LeGarrette Blount ended his day with 46 yards on 14 carries. It was his quietest game since the Patriots late-season win over Denver last year and only the third time since the start of 2016 that he’s rushed for less than 50-yards. The rest of the unit trailed, with both Sproles and Smallwood rushing four times each for a combined total of ten yards. So, what happened?
It’s not as if the Eagles were behind by several scores as they were in the game against Cincinnati last year. It’s not as if the passing game was struggling as Wentz connected with eight different receivers throughout the day. Wentz threw 39 passes against the Redskins and that simply shouldn’t have to be the case. It’s why the backfield was rebuilt to begin with.

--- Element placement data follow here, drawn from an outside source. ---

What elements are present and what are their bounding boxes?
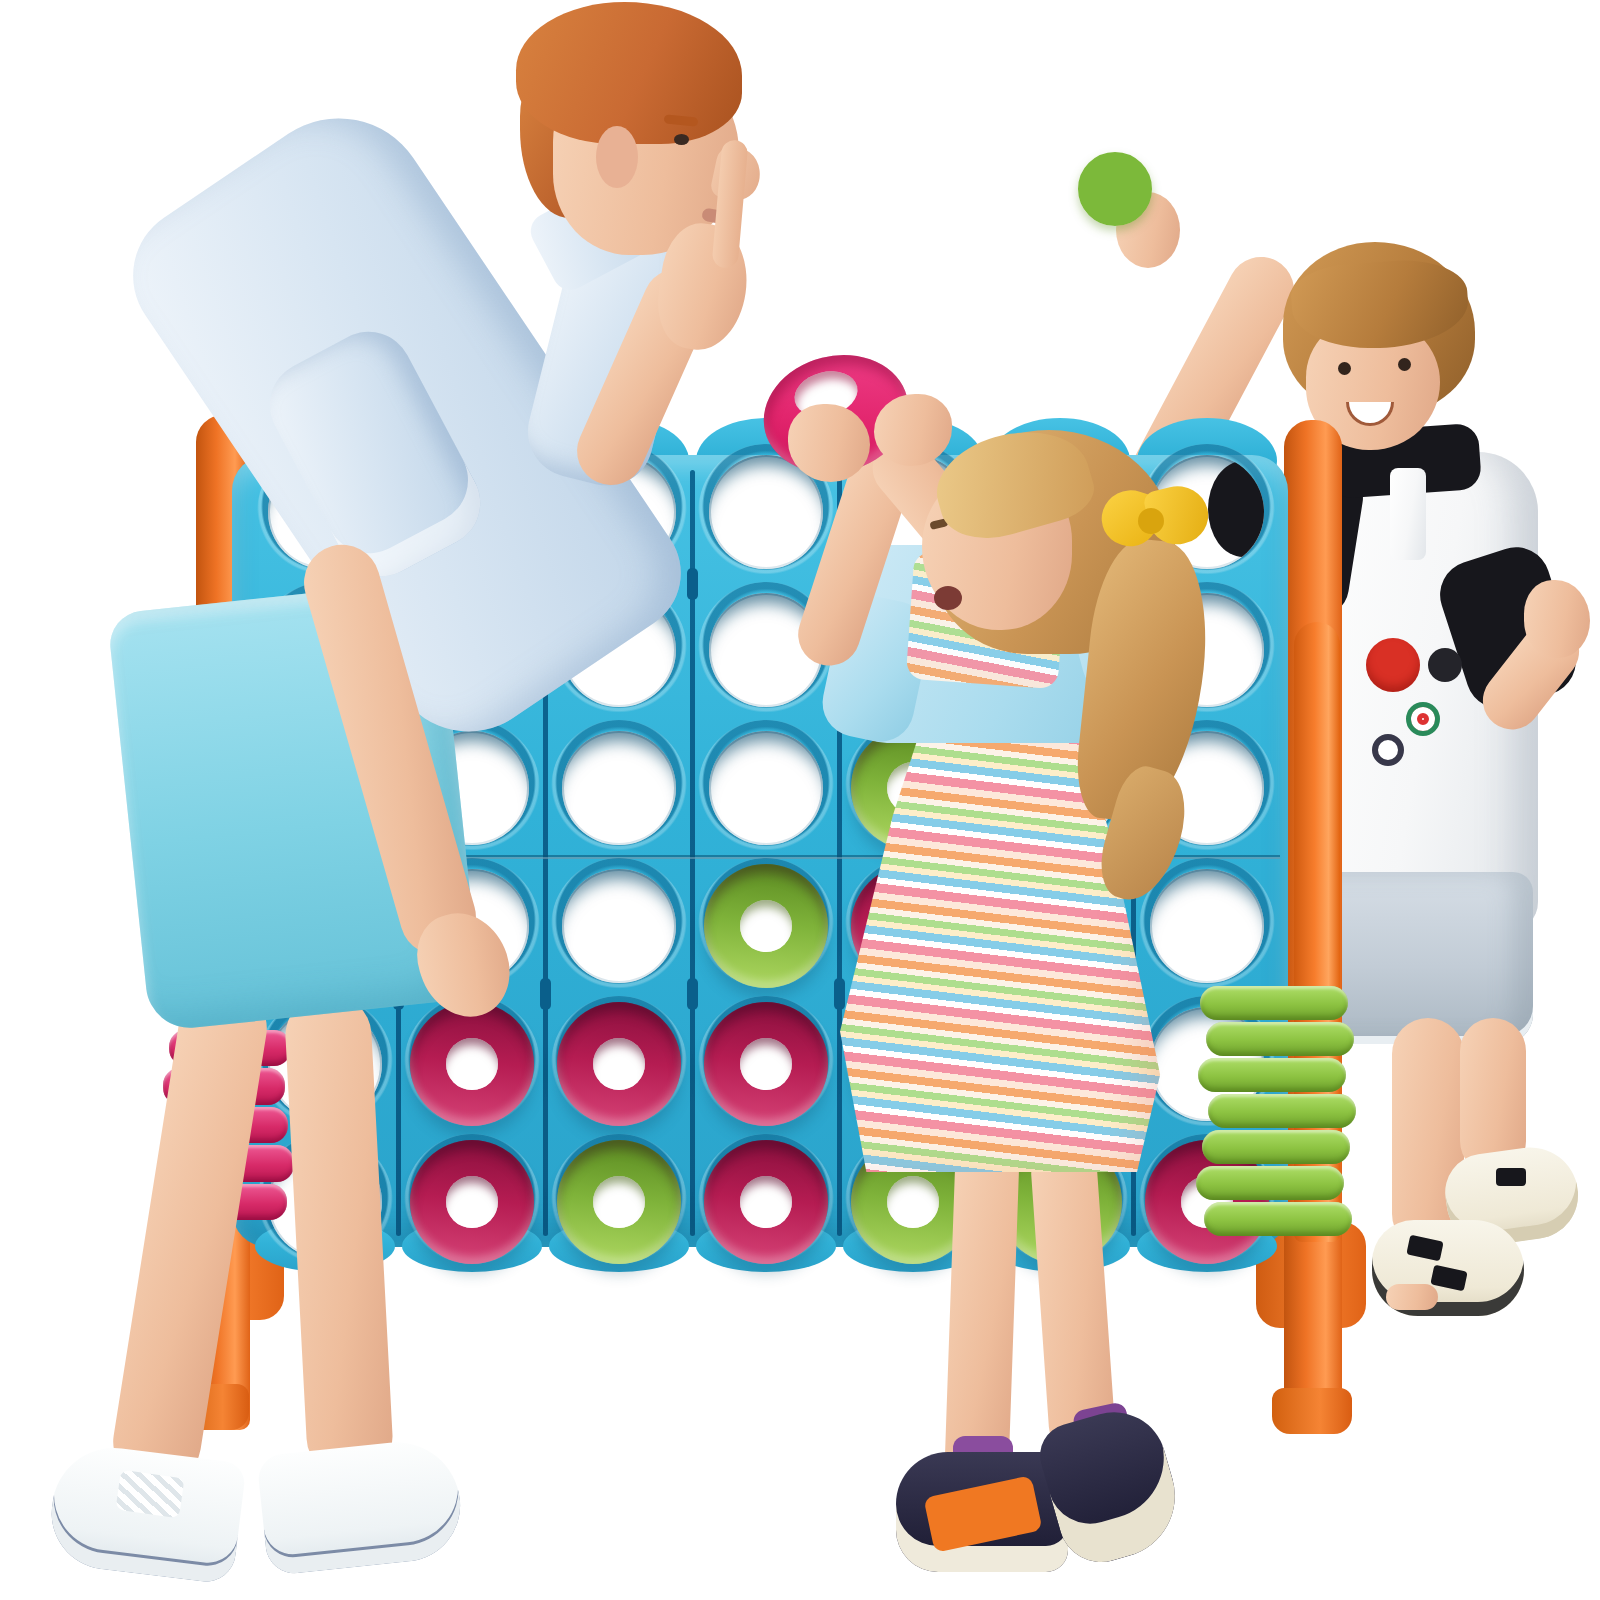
girl-hand-right-on-disc: [874, 394, 952, 466]
scene: [0, 0, 1600, 1600]
girl-leg-left: [944, 1139, 1020, 1485]
girl-bow-knot: [1138, 508, 1164, 534]
girl-hand-left-on-disc: [788, 404, 870, 482]
girl-mouth: [934, 586, 962, 610]
girl-figure: [0, 0, 1600, 1600]
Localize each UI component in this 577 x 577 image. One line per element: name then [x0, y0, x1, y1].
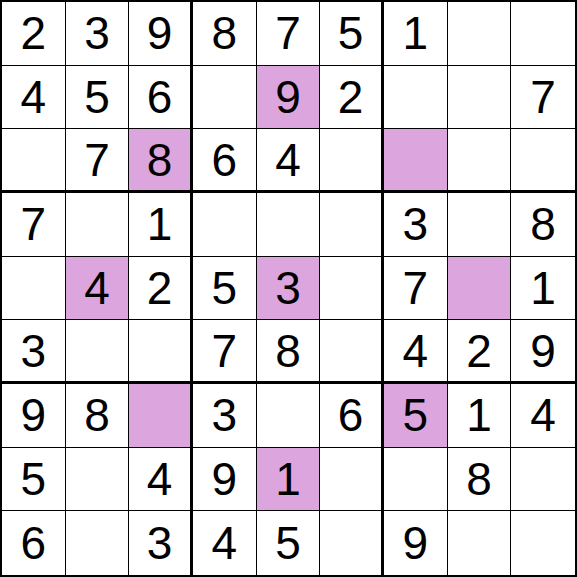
cell-r3c7[interactable]	[384, 129, 448, 193]
cell-r2c4[interactable]	[193, 66, 257, 130]
cell-r1c5[interactable]: 7	[257, 2, 321, 66]
cell-r9c9[interactable]	[511, 511, 575, 575]
cell-r2c5[interactable]: 9	[257, 66, 321, 130]
cell-r5c2[interactable]: 4	[66, 257, 130, 321]
cell-r9c5[interactable]: 5	[257, 511, 321, 575]
cell-r4c1[interactable]: 7	[2, 193, 66, 257]
cell-r8c9[interactable]	[511, 448, 575, 512]
cell-r2c8[interactable]	[448, 66, 512, 130]
cell-r9c6[interactable]	[320, 511, 384, 575]
cell-r2c2[interactable]: 5	[66, 66, 130, 130]
cell-r7c3[interactable]	[129, 384, 193, 448]
cell-r2c7[interactable]	[384, 66, 448, 130]
sudoku-board: 2398751456927786471384253713784299836514…	[0, 0, 577, 577]
cell-r2c9[interactable]: 7	[511, 66, 575, 130]
cell-r6c4[interactable]: 7	[193, 320, 257, 384]
sudoku-puzzle: 2398751456927786471384253713784299836514…	[0, 0, 577, 577]
cell-r6c1[interactable]: 3	[2, 320, 66, 384]
cell-r3c2[interactable]: 7	[66, 129, 130, 193]
cell-r3c8[interactable]	[448, 129, 512, 193]
cell-r6c7[interactable]: 4	[384, 320, 448, 384]
cell-r7c5[interactable]	[257, 384, 321, 448]
cell-r4c4[interactable]	[193, 193, 257, 257]
cell-r9c4[interactable]: 4	[193, 511, 257, 575]
cell-r6c5[interactable]: 8	[257, 320, 321, 384]
cell-r7c2[interactable]: 8	[66, 384, 130, 448]
cell-r9c2[interactable]	[66, 511, 130, 575]
cell-r7c7[interactable]: 5	[384, 384, 448, 448]
cell-r5c3[interactable]: 2	[129, 257, 193, 321]
cell-r9c8[interactable]	[448, 511, 512, 575]
cell-r4c8[interactable]	[448, 193, 512, 257]
cell-r4c2[interactable]	[66, 193, 130, 257]
cell-r1c1[interactable]: 2	[2, 2, 66, 66]
cell-r6c9[interactable]: 9	[511, 320, 575, 384]
cell-r1c8[interactable]	[448, 2, 512, 66]
cell-r1c6[interactable]: 5	[320, 2, 384, 66]
cell-r7c6[interactable]: 6	[320, 384, 384, 448]
cell-r5c9[interactable]: 1	[511, 257, 575, 321]
cell-r4c7[interactable]: 3	[384, 193, 448, 257]
cell-r7c1[interactable]: 9	[2, 384, 66, 448]
cell-r8c7[interactable]	[384, 448, 448, 512]
cell-r6c8[interactable]: 2	[448, 320, 512, 384]
cell-r6c6[interactable]	[320, 320, 384, 384]
cell-r1c7[interactable]: 1	[384, 2, 448, 66]
cell-r8c8[interactable]: 8	[448, 448, 512, 512]
cell-r1c9[interactable]	[511, 2, 575, 66]
cell-r5c6[interactable]	[320, 257, 384, 321]
cell-r3c1[interactable]	[2, 129, 66, 193]
cell-r5c1[interactable]	[2, 257, 66, 321]
cell-r2c1[interactable]: 4	[2, 66, 66, 130]
cell-r7c8[interactable]: 1	[448, 384, 512, 448]
cell-r8c2[interactable]	[66, 448, 130, 512]
cell-r9c3[interactable]: 3	[129, 511, 193, 575]
cell-r9c1[interactable]: 6	[2, 511, 66, 575]
cell-r4c5[interactable]	[257, 193, 321, 257]
cell-r6c2[interactable]	[66, 320, 130, 384]
cell-r3c4[interactable]: 6	[193, 129, 257, 193]
cell-r1c4[interactable]: 8	[193, 2, 257, 66]
cell-r4c3[interactable]: 1	[129, 193, 193, 257]
cell-r2c6[interactable]: 2	[320, 66, 384, 130]
cell-r7c4[interactable]: 3	[193, 384, 257, 448]
cell-r6c3[interactable]	[129, 320, 193, 384]
cell-r8c3[interactable]: 4	[129, 448, 193, 512]
cell-r8c5[interactable]: 1	[257, 448, 321, 512]
cell-r8c1[interactable]: 5	[2, 448, 66, 512]
cell-r7c9[interactable]: 4	[511, 384, 575, 448]
cell-r2c3[interactable]: 6	[129, 66, 193, 130]
cell-r5c5[interactable]: 3	[257, 257, 321, 321]
cell-r9c7[interactable]: 9	[384, 511, 448, 575]
cell-r1c2[interactable]: 3	[66, 2, 130, 66]
cell-r3c6[interactable]	[320, 129, 384, 193]
cell-r5c4[interactable]: 5	[193, 257, 257, 321]
cell-r8c4[interactable]: 9	[193, 448, 257, 512]
cell-r8c6[interactable]	[320, 448, 384, 512]
cell-r1c3[interactable]: 9	[129, 2, 193, 66]
cell-r3c5[interactable]: 4	[257, 129, 321, 193]
cell-r5c8[interactable]	[448, 257, 512, 321]
cell-r3c9[interactable]	[511, 129, 575, 193]
cell-r5c7[interactable]: 7	[384, 257, 448, 321]
cell-r3c3[interactable]: 8	[129, 129, 193, 193]
cell-r4c9[interactable]: 8	[511, 193, 575, 257]
cell-r4c6[interactable]	[320, 193, 384, 257]
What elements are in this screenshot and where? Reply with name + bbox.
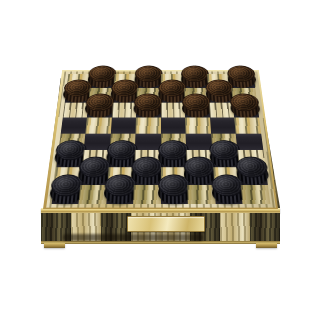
square-f6[interactable] <box>185 102 210 117</box>
checkers-set-photo <box>0 0 320 320</box>
square-f2[interactable] <box>187 167 214 185</box>
square-c3[interactable] <box>108 150 135 167</box>
square-e1[interactable] <box>161 185 188 204</box>
piece-black-c1[interactable] <box>103 181 136 203</box>
square-b1[interactable] <box>79 185 108 204</box>
square-h5[interactable] <box>234 118 261 134</box>
board-horn-rim <box>46 71 276 207</box>
square-e5[interactable] <box>161 118 186 134</box>
piece-brown-h6[interactable] <box>230 100 261 118</box>
square-a5[interactable] <box>60 118 87 134</box>
square-c7[interactable] <box>112 88 137 103</box>
square-c6[interactable] <box>111 102 136 117</box>
square-g5[interactable] <box>210 118 236 134</box>
square-d6[interactable] <box>136 102 161 117</box>
square-f5[interactable] <box>185 118 211 134</box>
drawer-recess <box>63 234 203 241</box>
square-d2[interactable] <box>134 167 161 185</box>
piece-brown-d6[interactable] <box>134 100 163 118</box>
square-g1[interactable] <box>214 185 243 204</box>
board-brass-frame <box>43 70 278 209</box>
box-front <box>41 208 280 244</box>
square-b5[interactable] <box>85 118 111 134</box>
square-h6[interactable] <box>233 102 259 117</box>
square-c5[interactable] <box>110 118 136 134</box>
square-b6[interactable] <box>87 102 113 117</box>
piece-brown-b6[interactable] <box>84 100 115 118</box>
square-d4[interactable] <box>135 133 161 149</box>
square-e6[interactable] <box>161 102 186 117</box>
square-g7[interactable] <box>208 88 233 103</box>
horn-dark-tile <box>250 213 280 241</box>
brass-base-trim <box>41 241 280 244</box>
square-h8[interactable] <box>230 74 255 88</box>
checkers-board <box>43 70 278 209</box>
square-d1[interactable] <box>133 185 160 204</box>
square-g3[interactable] <box>212 150 239 167</box>
square-e7[interactable] <box>161 88 185 103</box>
box-foot-left <box>44 243 65 248</box>
piece-black-e1[interactable] <box>158 181 191 203</box>
square-h1[interactable] <box>241 185 270 204</box>
square-d8[interactable] <box>137 74 161 88</box>
square-e3[interactable] <box>161 150 187 167</box>
square-c1[interactable] <box>106 185 134 204</box>
square-a1[interactable] <box>51 185 80 204</box>
square-f8[interactable] <box>184 74 208 88</box>
square-h4[interactable] <box>236 133 263 149</box>
piece-brown-f6[interactable] <box>182 100 212 118</box>
board-grid <box>51 74 270 204</box>
brass-plaque <box>127 216 205 232</box>
square-f4[interactable] <box>186 133 212 149</box>
square-h2[interactable] <box>239 167 267 185</box>
box-foot-right <box>256 243 277 248</box>
horn-light-tile <box>220 213 250 241</box>
square-d5[interactable] <box>135 118 160 134</box>
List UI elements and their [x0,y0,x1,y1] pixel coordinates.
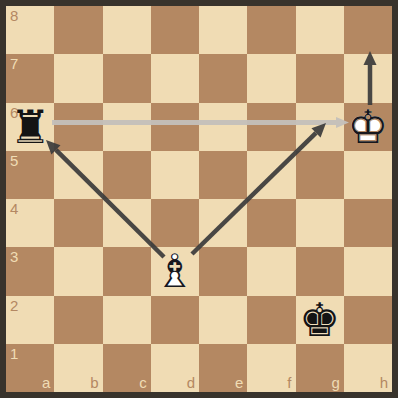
white-bishop[interactable]: ♝♗ [150,246,200,296]
white-king[interactable]: ♚♔ [343,102,393,152]
chess-board[interactable]: 87654321abcdefgh ♜♚♔♝♗♚ [0,0,398,398]
white-king-glyph: ♔ [347,104,388,150]
white-bishop-glyph: ♗ [154,248,195,294]
black-king[interactable]: ♚ [295,295,345,345]
black-rook[interactable]: ♜ [5,102,55,152]
pieces-layer: ♜♚♔♝♗♚ [6,6,392,392]
black-king-glyph: ♚ [299,297,340,343]
black-rook-glyph: ♜ [10,104,51,150]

It all starts up front. The Eagles Offensive line seemed like a never ending rotation of players, with Jason Peters exiting the game at the end of the first half due to a groin injury, and Big V spending time at both tackle spots. The unit simply couldn’t get the push required to open holes for the Eagles running backs, be that on outside sweeps or simple runs up the gut. But it’s not as if the O-Line completely struggled. They were mostly competent in pass-protection, but missed assignments and some sloppy blocking hurt the run-game hugely.
But arguably the biggest sign that something was wrong came on that memorable fourth down. Inside field goal range, the Eagles initially went for the conversion with one receiver lined up outside and Blount facing a whole queue of traffic. The two minute warning came and went and the team kicked for three. Isn’t that why Blount was signed?
Beyond that, this Redskins front seven is largely overlooked and has been for quite some time. Zach Brown ended with 12 tackles after placing a chip on his shoulder following Lane Johnson’s “Players Tribune” promise, but it wasn’t enough to seal the victory.
Has LeGarrette Blount lost a step? Potentially. He doesn’t dart through holes as he once did and those wide open doors are now simple crevices by the time he arrives. The aging Darren Sproles showed shiftiness at the second level, but Donnel Pumphrey was bought in for a reason. If the Eagles were getting production on the ground, they wouldn’t have had to rely so heavily on Carson Wentz. It’s not as if the team simply weren’t trying. Pederson tried to ignite the rushing attack in numerous ways, they all ended in the same vein.
It would be irrational to panic after one game. But something isn’t clicking. Does it start up front with the likes of Jason Kelce, or is it all on two of the running backs who may not be with the team after this season comes to a close? Carson Wentz has come a long way since that loss to Cincinnati, but he’s not invincible and he cannot be expected to carry the team week in and week out. If the lack of rushing production is down to just that and not for the want of trying, then the accountability will quickly move away from Pederson’s head and fall onto the backs themselves. But if the offensive balance continues to be pass-happy and lopsided, then the Eagles Head Coach will only fall subject to more criticism as time goes on.